1) Very few want to hook up a PC to their big ass TV. Not because it's hard, but because they don't want the PC in the same room. Yes, we're getting bridge boxes now, but those are an additional cost nobody feels like adding to their already expensive PC, and keeping them going 24/7 vs laziness of going to set up the connection each time you want to play is an issue
2) A lot of PC games also expect a keyboard and mouse. Yes, we're working on solving that issue, particularly with the steam controller, but it isn't nearly easy enough yet and the selection of games that do it is small and hard to find (just finding "big picture approved" on steam isn't simple enough for the public). And even when you can find them, you'll always have in mind those huge masses of games you're constantly seeing that aren't available to your comfy couch control setup and it feels bad.
3) Even buying games on Steam is often too complicated simply because it is a process people are unfamiliar with. They know "go to the store and buy game on disc" not the whole profile system and downloading and managing hard drive space and steam credit gift cards and such. Even console disc games installing to hard drive has been an issue.
4) PC gaming is a whole different crowd. A huge amount of people play games for community, and community is both an actual relation between parties on the same platform and tribalism in brand fidelity. Joining the PC crowd also puts you in multiplayer with those who have full KB/M setups, which is painful.
5) Most people don't give a shit about the difference in console and PC graphics, if they can even see them. Console is close enough, and best of all they don't have to fuck around in graphics settings tweaking performance vs image quality for every game. Yeah, a lot of games have pretty good auto-setting now, but not always, and not as efficient as console tuning developers manage. To be considered an immediate advantage of platform it has to be utterly painless to get the best result possible.
6) Just overall learning curve. Most don't want to mess with learning, and everything about gaming on PC is learning. Learning how to set up, to buy and install, to configure, to play, to find people. Unless "everyone is doing it" it's too much trouble.

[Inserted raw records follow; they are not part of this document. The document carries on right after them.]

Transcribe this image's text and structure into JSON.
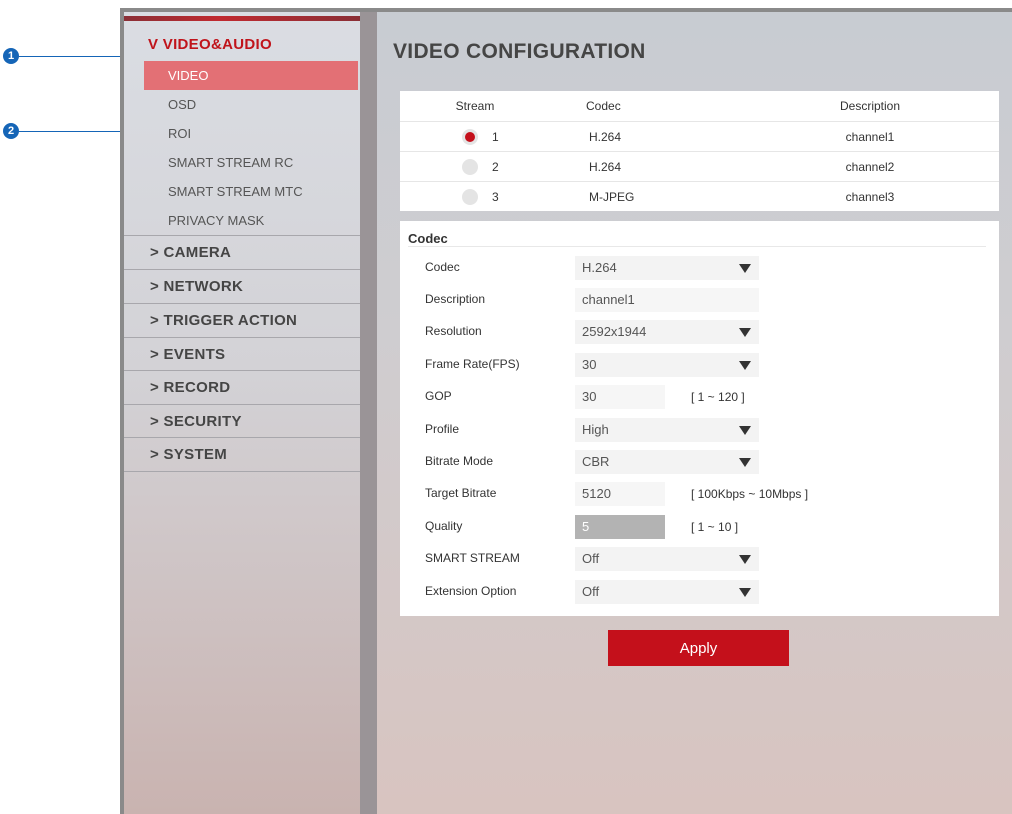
{
  "callouts": [
    {
      "number": "1"
    },
    {
      "number": "2"
    }
  ],
  "sidebar": {
    "section_title": "V VIDEO&AUDIO",
    "subitems": [
      {
        "label": "VIDEO",
        "active": true
      },
      {
        "label": "OSD",
        "active": false
      },
      {
        "label": "ROI",
        "active": false
      },
      {
        "label": "SMART STREAM RC",
        "active": false
      },
      {
        "label": "SMART STREAM MTC",
        "active": false
      },
      {
        "label": "PRIVACY MASK",
        "active": false
      }
    ],
    "categories": [
      {
        "label": "> CAMERA"
      },
      {
        "label": "> NETWORK"
      },
      {
        "label": "> TRIGGER ACTION"
      },
      {
        "label": "> EVENTS"
      },
      {
        "label": "> RECORD"
      },
      {
        "label": "> SECURITY"
      },
      {
        "label": "> SYSTEM"
      }
    ]
  },
  "main": {
    "title": "VIDEO CONFIGURATION",
    "stream_table": {
      "headers": {
        "stream": "Stream",
        "codec": "Codec",
        "description": "Description"
      },
      "rows": [
        {
          "num": "1",
          "codec": "H.264",
          "description": "channel1",
          "selected": true
        },
        {
          "num": "2",
          "codec": "H.264",
          "description": "channel2",
          "selected": false
        },
        {
          "num": "3",
          "codec": "M-JPEG",
          "description": "channel3",
          "selected": false
        }
      ]
    },
    "codec_panel": {
      "title": "Codec",
      "fields": [
        {
          "label": "Codec",
          "value": "H.264",
          "type": "select"
        },
        {
          "label": "Description",
          "value": "channel1",
          "type": "text"
        },
        {
          "label": "Resolution",
          "value": "2592x1944",
          "type": "select"
        },
        {
          "label": "Frame Rate(FPS)",
          "value": "30",
          "type": "select"
        },
        {
          "label": "GOP",
          "value": "30",
          "type": "text",
          "range": "[ 1 ~ 120 ]"
        },
        {
          "label": "Profile",
          "value": "High",
          "type": "select"
        },
        {
          "label": "Bitrate Mode",
          "value": "CBR",
          "type": "select"
        },
        {
          "label": "Target Bitrate",
          "value": "5120",
          "type": "text",
          "range": "[ 100Kbps ~ 10Mbps ]"
        },
        {
          "label": "Quality",
          "value": "5",
          "type": "disabled",
          "range": "[ 1 ~ 10 ]"
        },
        {
          "label": "SMART STREAM",
          "value": "Off",
          "type": "select"
        },
        {
          "label": "Extension Option",
          "value": "Off",
          "type": "select"
        }
      ]
    },
    "apply_label": "Apply"
  },
  "colors": {
    "accent_red": "#c4101b",
    "active_item": "#e37075",
    "callout_blue": "#1565b7"
  },
  "icons": {
    "caret": "caret-down-icon",
    "radio": "radio-icon"
  }
}
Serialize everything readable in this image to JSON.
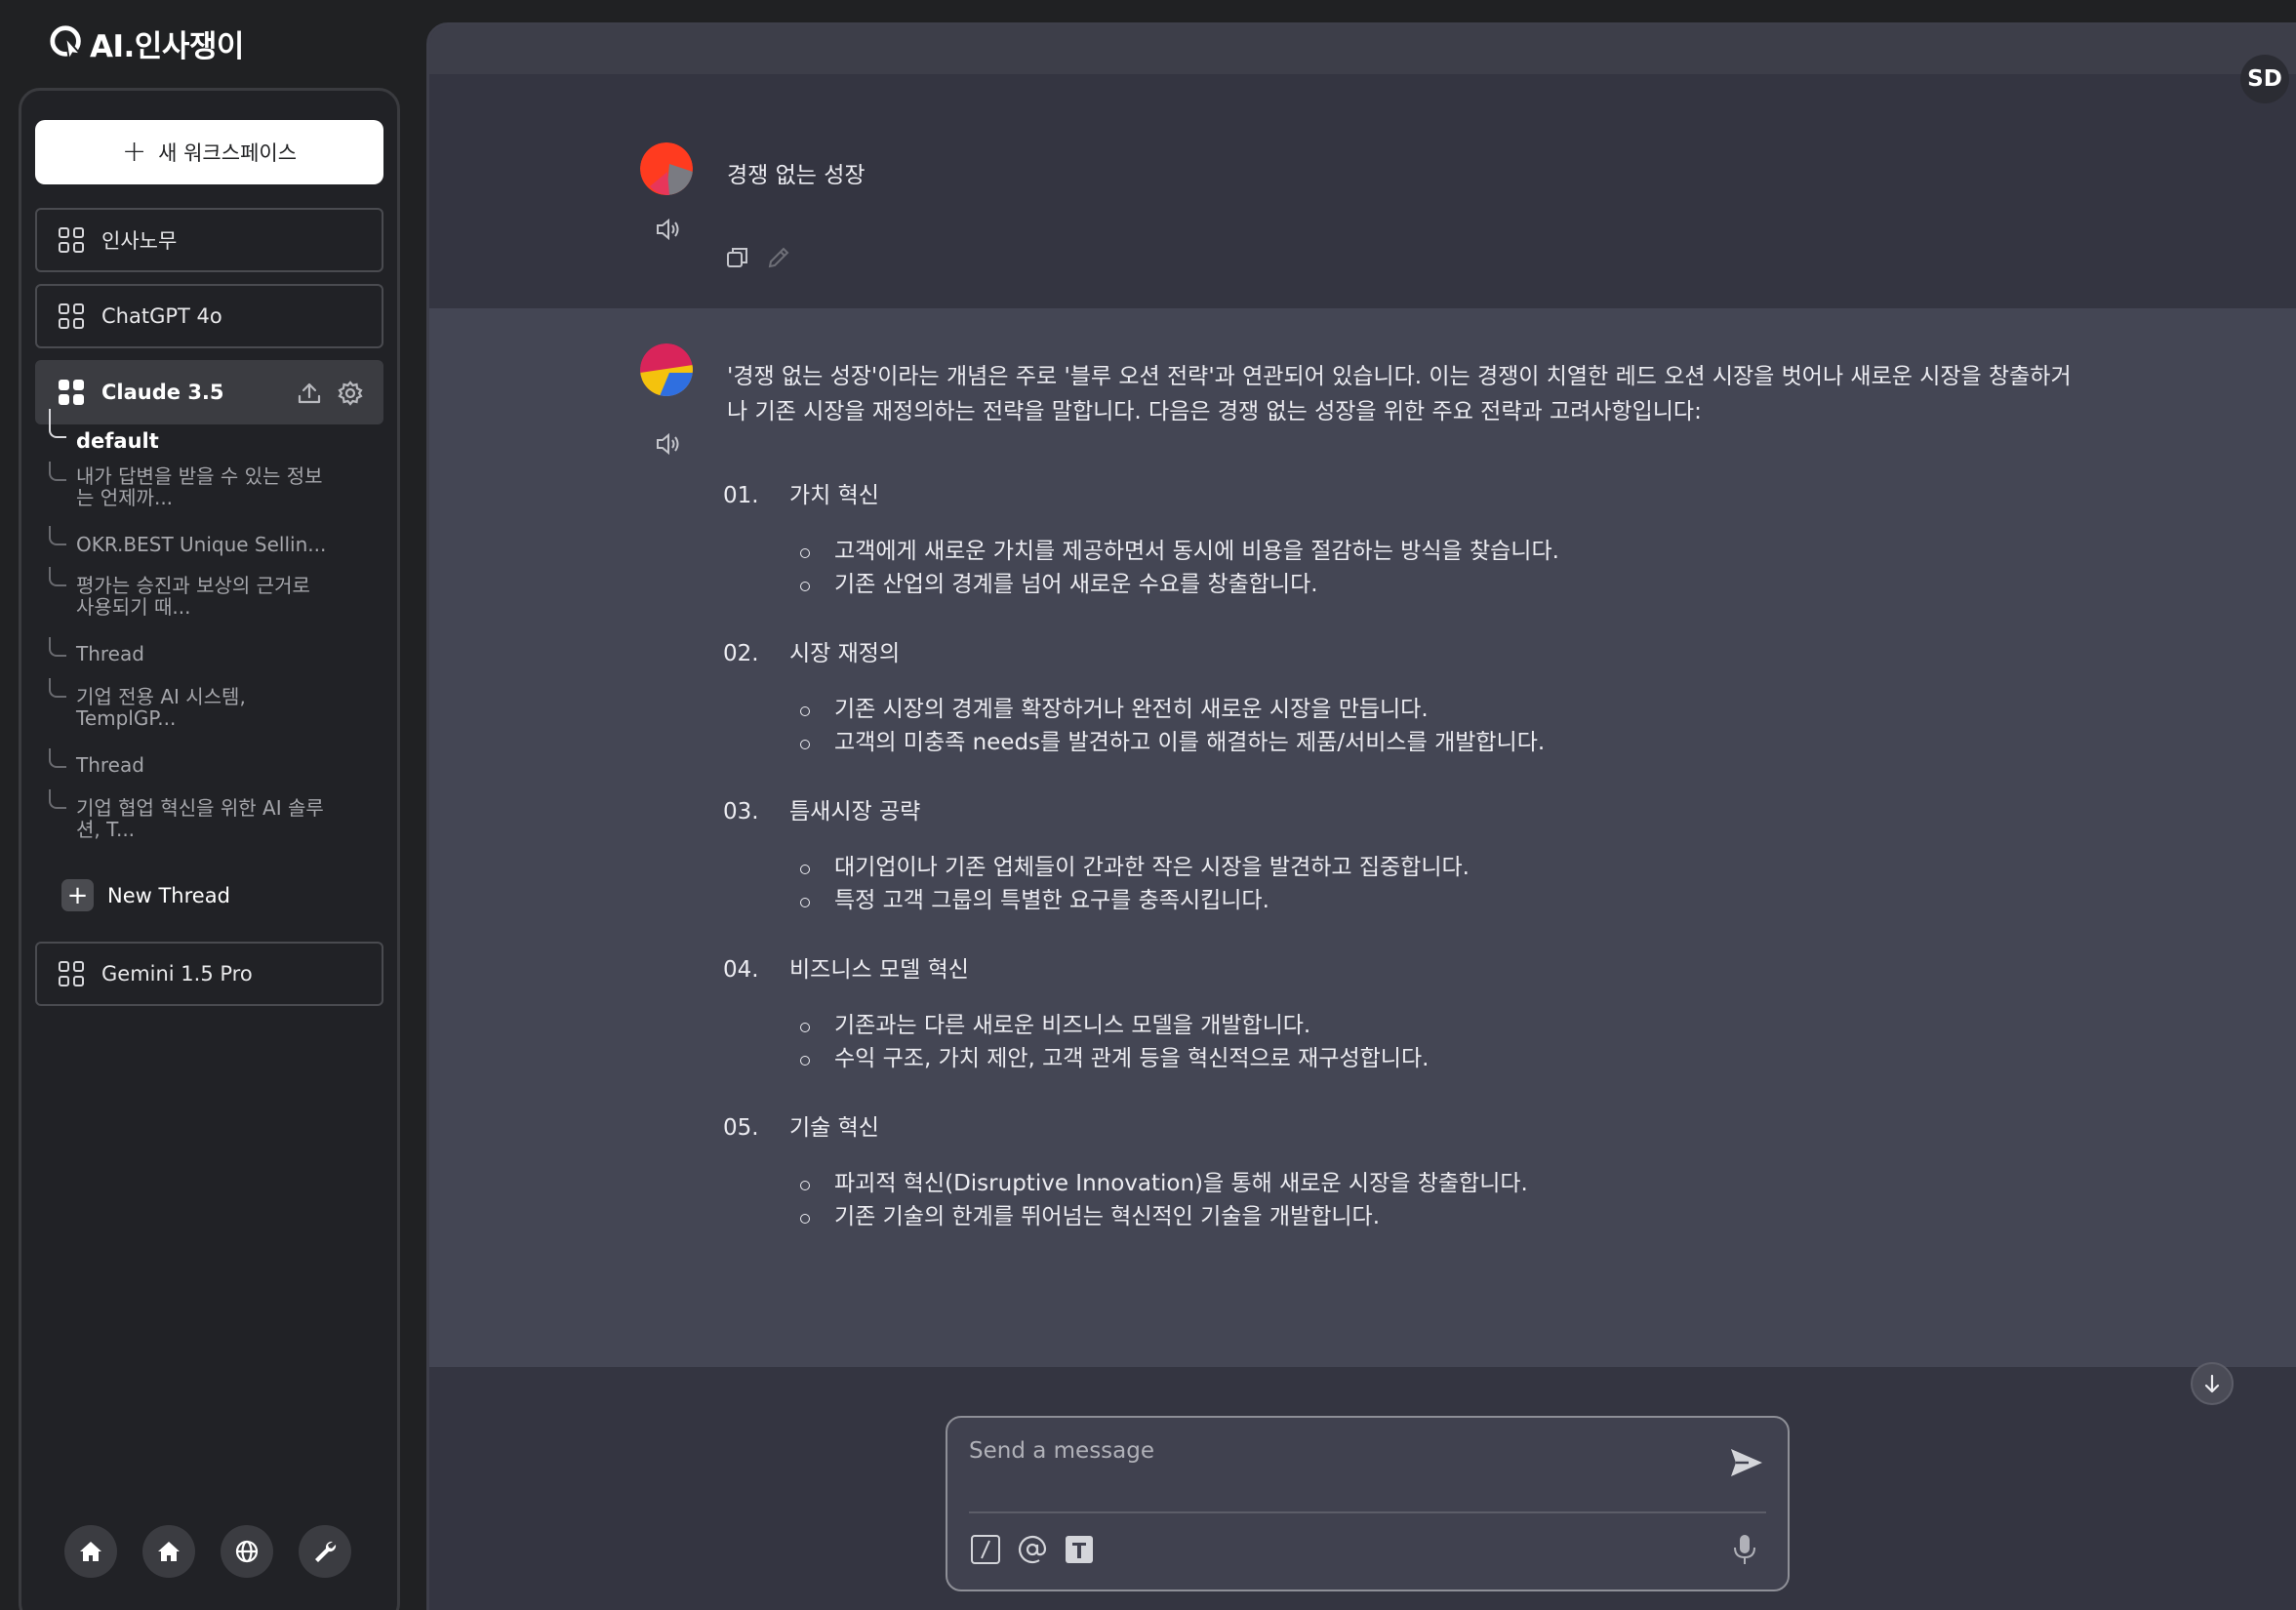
{
  "app": {
    "logo_text": "AI.인사쟁이"
  },
  "sidebar": {
    "new_workspace_label": "새 워크스페이스",
    "models": [
      {
        "label": "인사노무"
      },
      {
        "label": "ChatGPT 4o"
      },
      {
        "label": "Claude 3.5"
      },
      {
        "label": "Gemini 1.5 Pro"
      }
    ],
    "threads": [
      {
        "label": "default"
      },
      {
        "label1": "내가 답변을 받을 수 있는 정보",
        "label2": "는 언제까..."
      },
      {
        "label": "OKR.BEST Unique Sellin..."
      },
      {
        "label1": "평가는 승진과 보상의 근거로",
        "label2": "사용되기 때..."
      },
      {
        "label": "Thread"
      },
      {
        "label1": "기업 전용 AI 시스템,",
        "label2": "TemplGP..."
      },
      {
        "label": "Thread"
      },
      {
        "label1": "기업 협업 혁신을 위한 AI 솔루",
        "label2": "션, T..."
      }
    ],
    "new_thread_label": "New Thread"
  },
  "user": {
    "initials": "SD"
  },
  "conversation": {
    "user_message": "경쟁 없는 성장",
    "assistant_intro": "'경쟁 없는 성장'이라는 개념은 주로 '블루 오션 전략'과 연관되어 있습니다. 이는 경쟁이 치열한 레드 오션 시장을 벗어나 새로운 시장을 창출하거나 기존 시장을 재정의하는 전략을 말합니다. 다음은 경쟁 없는 성장을 위한 주요 전략과 고려사항입니다:",
    "sections": [
      {
        "num": "01.",
        "title": "가치 혁신",
        "bullets": [
          "고객에게 새로운 가치를 제공하면서 동시에 비용을 절감하는 방식을 찾습니다.",
          "기존 산업의 경계를 넘어 새로운 수요를 창출합니다."
        ]
      },
      {
        "num": "02.",
        "title": "시장 재정의",
        "bullets": [
          "기존 시장의 경계를 확장하거나 완전히 새로운 시장을 만듭니다.",
          "고객의 미충족 needs를 발견하고 이를 해결하는 제품/서비스를 개발합니다."
        ]
      },
      {
        "num": "03.",
        "title": "틈새시장 공략",
        "bullets": [
          "대기업이나 기존 업체들이 간과한 작은 시장을 발견하고 집중합니다.",
          "특정 고객 그룹의 특별한 요구를 충족시킵니다."
        ]
      },
      {
        "num": "04.",
        "title": "비즈니스 모델 혁신",
        "bullets": [
          "기존과는 다른 새로운 비즈니스 모델을 개발합니다.",
          "수익 구조, 가치 제안, 고객 관계 등을 혁신적으로 재구성합니다."
        ]
      },
      {
        "num": "05.",
        "title": "기술 혁신",
        "bullets": [
          "파괴적 혁신(Disruptive Innovation)을 통해 새로운 시장을 창출합니다.",
          "기존 기술의 한계를 뛰어넘는 혁신적인 기술을 개발합니다."
        ]
      }
    ]
  },
  "composer": {
    "placeholder": "Send a message"
  },
  "icons": {
    "sidebar_bottom": [
      "home-icon",
      "home-icon",
      "globe-icon",
      "wrench-icon"
    ],
    "composer_tools": [
      "slash-command-icon",
      "at-mention-icon",
      "text-format-icon"
    ]
  },
  "colors": {
    "accent_red": "#ff3b1f",
    "background": "#343541",
    "assistant_bg": "#444654"
  }
}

7) The cost is going to throw off a lot of people. Yes, you can build/get a PC for cheap, but in-store options are sub-optimal and deciding between them is confusing. Setting things up for comfy couch is an additional layer of learning and and effort and costs that nobody in the store will be able to help them with.
I've been PC gaming since DOS text adventure games and even I still find consoles exceptionally simple and impulsive and fun compared to the trouble involved with PC, and the quality tradeoff really isn't that bad to me.